Виток, отхлёбывая чай, сказал:
– Насколько я помню, россыпь через двести метров кончится. Это на сезон промывки. И что потом?
– А потом надежда только на твои поиски по притокам. Если там не будет, то…
– А в соседней Укучикте не бурили?
– До нас нет. А мы только собираемся. Кириллыч планирует на будущий год туда.
Пётр закурил сигарету и приоткрыл дверь балка.
– Глухаря там убили летом. Разрезали желудок – нашли небольшой самородок. Значит, должно быть в ней золото.

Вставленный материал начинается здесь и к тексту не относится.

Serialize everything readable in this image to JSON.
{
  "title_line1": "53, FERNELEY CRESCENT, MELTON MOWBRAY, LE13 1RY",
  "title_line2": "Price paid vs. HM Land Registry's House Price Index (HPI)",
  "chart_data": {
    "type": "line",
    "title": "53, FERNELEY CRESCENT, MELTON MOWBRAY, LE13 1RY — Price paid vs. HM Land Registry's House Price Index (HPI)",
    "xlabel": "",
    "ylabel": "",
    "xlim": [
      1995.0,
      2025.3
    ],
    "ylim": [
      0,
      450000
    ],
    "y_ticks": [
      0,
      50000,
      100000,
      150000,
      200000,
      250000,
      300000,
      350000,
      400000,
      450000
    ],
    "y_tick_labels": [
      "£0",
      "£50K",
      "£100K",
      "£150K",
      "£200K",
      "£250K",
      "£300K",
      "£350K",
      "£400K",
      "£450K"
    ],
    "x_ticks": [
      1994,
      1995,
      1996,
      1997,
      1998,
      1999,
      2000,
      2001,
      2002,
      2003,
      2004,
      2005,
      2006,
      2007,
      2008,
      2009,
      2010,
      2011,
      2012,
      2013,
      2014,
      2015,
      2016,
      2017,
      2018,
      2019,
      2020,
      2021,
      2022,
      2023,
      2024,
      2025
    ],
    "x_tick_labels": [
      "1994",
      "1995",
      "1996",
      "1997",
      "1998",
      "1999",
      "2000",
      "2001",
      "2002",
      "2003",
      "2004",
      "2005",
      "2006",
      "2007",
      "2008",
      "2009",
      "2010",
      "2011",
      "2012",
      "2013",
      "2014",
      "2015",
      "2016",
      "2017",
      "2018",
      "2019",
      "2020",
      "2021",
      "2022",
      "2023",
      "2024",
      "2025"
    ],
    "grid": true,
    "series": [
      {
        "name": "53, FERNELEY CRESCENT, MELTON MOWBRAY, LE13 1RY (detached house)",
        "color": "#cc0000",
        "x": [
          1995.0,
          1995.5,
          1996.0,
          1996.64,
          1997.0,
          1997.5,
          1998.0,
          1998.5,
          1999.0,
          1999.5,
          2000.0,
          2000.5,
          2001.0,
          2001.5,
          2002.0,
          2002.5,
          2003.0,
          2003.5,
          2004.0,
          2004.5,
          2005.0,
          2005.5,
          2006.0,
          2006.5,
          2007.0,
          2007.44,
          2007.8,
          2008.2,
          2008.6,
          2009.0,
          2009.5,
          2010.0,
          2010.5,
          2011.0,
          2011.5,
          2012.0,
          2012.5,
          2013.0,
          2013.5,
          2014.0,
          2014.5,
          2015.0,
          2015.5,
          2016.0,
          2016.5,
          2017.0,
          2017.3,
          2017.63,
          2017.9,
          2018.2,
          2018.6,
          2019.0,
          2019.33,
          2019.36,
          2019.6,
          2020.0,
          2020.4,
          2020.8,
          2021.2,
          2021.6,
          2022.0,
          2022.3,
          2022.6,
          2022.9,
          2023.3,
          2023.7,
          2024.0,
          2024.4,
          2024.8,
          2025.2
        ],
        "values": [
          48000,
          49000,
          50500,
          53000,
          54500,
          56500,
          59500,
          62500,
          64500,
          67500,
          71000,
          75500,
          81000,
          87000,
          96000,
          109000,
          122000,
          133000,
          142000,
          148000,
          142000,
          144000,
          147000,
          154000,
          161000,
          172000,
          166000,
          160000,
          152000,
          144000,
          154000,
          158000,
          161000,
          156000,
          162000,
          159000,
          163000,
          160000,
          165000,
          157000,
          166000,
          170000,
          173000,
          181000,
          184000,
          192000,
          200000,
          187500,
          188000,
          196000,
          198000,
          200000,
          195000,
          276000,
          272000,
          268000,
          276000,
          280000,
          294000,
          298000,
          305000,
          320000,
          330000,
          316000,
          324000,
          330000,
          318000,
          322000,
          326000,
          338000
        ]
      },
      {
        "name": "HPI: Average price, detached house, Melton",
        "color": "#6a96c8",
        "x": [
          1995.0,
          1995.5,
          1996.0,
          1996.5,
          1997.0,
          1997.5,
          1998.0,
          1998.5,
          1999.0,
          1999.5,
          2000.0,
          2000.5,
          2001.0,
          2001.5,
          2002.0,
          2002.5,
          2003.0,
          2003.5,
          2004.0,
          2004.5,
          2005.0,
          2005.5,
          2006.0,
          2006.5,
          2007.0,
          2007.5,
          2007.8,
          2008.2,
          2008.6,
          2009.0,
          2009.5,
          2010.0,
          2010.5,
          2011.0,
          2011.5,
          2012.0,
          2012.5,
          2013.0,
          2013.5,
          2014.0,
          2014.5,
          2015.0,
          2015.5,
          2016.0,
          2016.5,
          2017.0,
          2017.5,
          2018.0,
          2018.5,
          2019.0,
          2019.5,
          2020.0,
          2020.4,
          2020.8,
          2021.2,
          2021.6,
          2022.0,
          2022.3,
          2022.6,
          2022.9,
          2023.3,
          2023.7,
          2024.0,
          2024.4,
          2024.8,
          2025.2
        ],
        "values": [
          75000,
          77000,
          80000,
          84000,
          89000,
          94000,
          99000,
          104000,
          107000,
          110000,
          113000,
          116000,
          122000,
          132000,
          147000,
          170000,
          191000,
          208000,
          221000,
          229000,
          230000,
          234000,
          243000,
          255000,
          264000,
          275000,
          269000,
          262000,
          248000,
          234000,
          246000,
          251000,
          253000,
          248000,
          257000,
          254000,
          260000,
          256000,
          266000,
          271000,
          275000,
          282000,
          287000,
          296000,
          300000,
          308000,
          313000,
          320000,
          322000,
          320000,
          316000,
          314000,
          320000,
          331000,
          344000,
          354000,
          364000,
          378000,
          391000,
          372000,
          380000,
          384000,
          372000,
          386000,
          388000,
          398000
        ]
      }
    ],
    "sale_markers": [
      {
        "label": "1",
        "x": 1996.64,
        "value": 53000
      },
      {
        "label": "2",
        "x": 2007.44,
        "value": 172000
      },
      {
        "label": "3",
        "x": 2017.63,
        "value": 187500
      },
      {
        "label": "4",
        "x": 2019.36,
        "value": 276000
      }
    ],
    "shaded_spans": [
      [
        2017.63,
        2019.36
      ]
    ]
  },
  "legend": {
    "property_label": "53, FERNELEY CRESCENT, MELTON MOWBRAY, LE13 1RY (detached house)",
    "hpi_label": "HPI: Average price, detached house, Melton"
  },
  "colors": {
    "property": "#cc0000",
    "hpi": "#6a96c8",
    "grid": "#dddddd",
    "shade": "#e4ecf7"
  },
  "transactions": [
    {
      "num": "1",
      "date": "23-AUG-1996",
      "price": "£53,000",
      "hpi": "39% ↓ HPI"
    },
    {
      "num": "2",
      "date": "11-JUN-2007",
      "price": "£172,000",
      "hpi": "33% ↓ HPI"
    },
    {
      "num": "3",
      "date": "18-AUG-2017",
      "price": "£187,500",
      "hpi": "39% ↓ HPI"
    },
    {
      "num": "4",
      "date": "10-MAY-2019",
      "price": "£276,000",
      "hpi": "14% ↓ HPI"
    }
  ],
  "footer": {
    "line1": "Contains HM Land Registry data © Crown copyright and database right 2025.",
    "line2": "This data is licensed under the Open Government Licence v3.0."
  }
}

– А может, он его на Орколикане заглотил, – возразил Виток. – Или вообще далеко отсюда.
– На Орколикане вряд ли. Мы здесь уже несколько лет шумим, всех распугали. Да и вычерпали тут сверху всё до нас. Разве что как раз на притоках. А от золота не мог он далеко улететь. Километр-два, не больше.
– Ладно, посмотрим.
Пётр высунул голову за дверь и посмотрел вверх.
– Надолго замарачачило… Ну-ка, расскажи, как ты дом достроил. Я думал, не успеешь до зимы. Доволен, поди, как стадо бегемотов?
– А чего рассказывать, – нехотя ответил Виток. – Генерал меня купил. Иначе не было бы ничего.
– Да-а, откуда ты такой ортодокс взялся, – полюбопытствовал Пётр, выдохнув дым на улицу. – Опять вместо радости наблюдаю страдания и угрызения. Ты же в геологию вернулся, да и дом достроил при этом. И чего тебе ещё надо?
– Да так вроде всё правильно. Но видишь… Я же от него тогда сам ушёл. От его наглости, от… Ну сам знаешь. А теперь, получается, он мне кость кинул, а я и схватил.
– Мать моя женщина, – сказал Пётр. – Тяжёлый случай. Надо было тебя из общаги куда-нибудь в сарай переселить. Тогда бы не юродствовал.
– Нет, я рад, конечно. Я же три года крутился с этим домом, всё сам да сам. А Мишка мне напоследок взял и всё на блюдечке выложил, чтобы я, значит…
– Знаешь, кто ты? Изощрённый мазохист, вот кто. Нравится ему моральным стриптизом заниматься, тошно слушать.
– Да я, Петька, и сам понимаю, что дурак. А вот чего-то не сходится…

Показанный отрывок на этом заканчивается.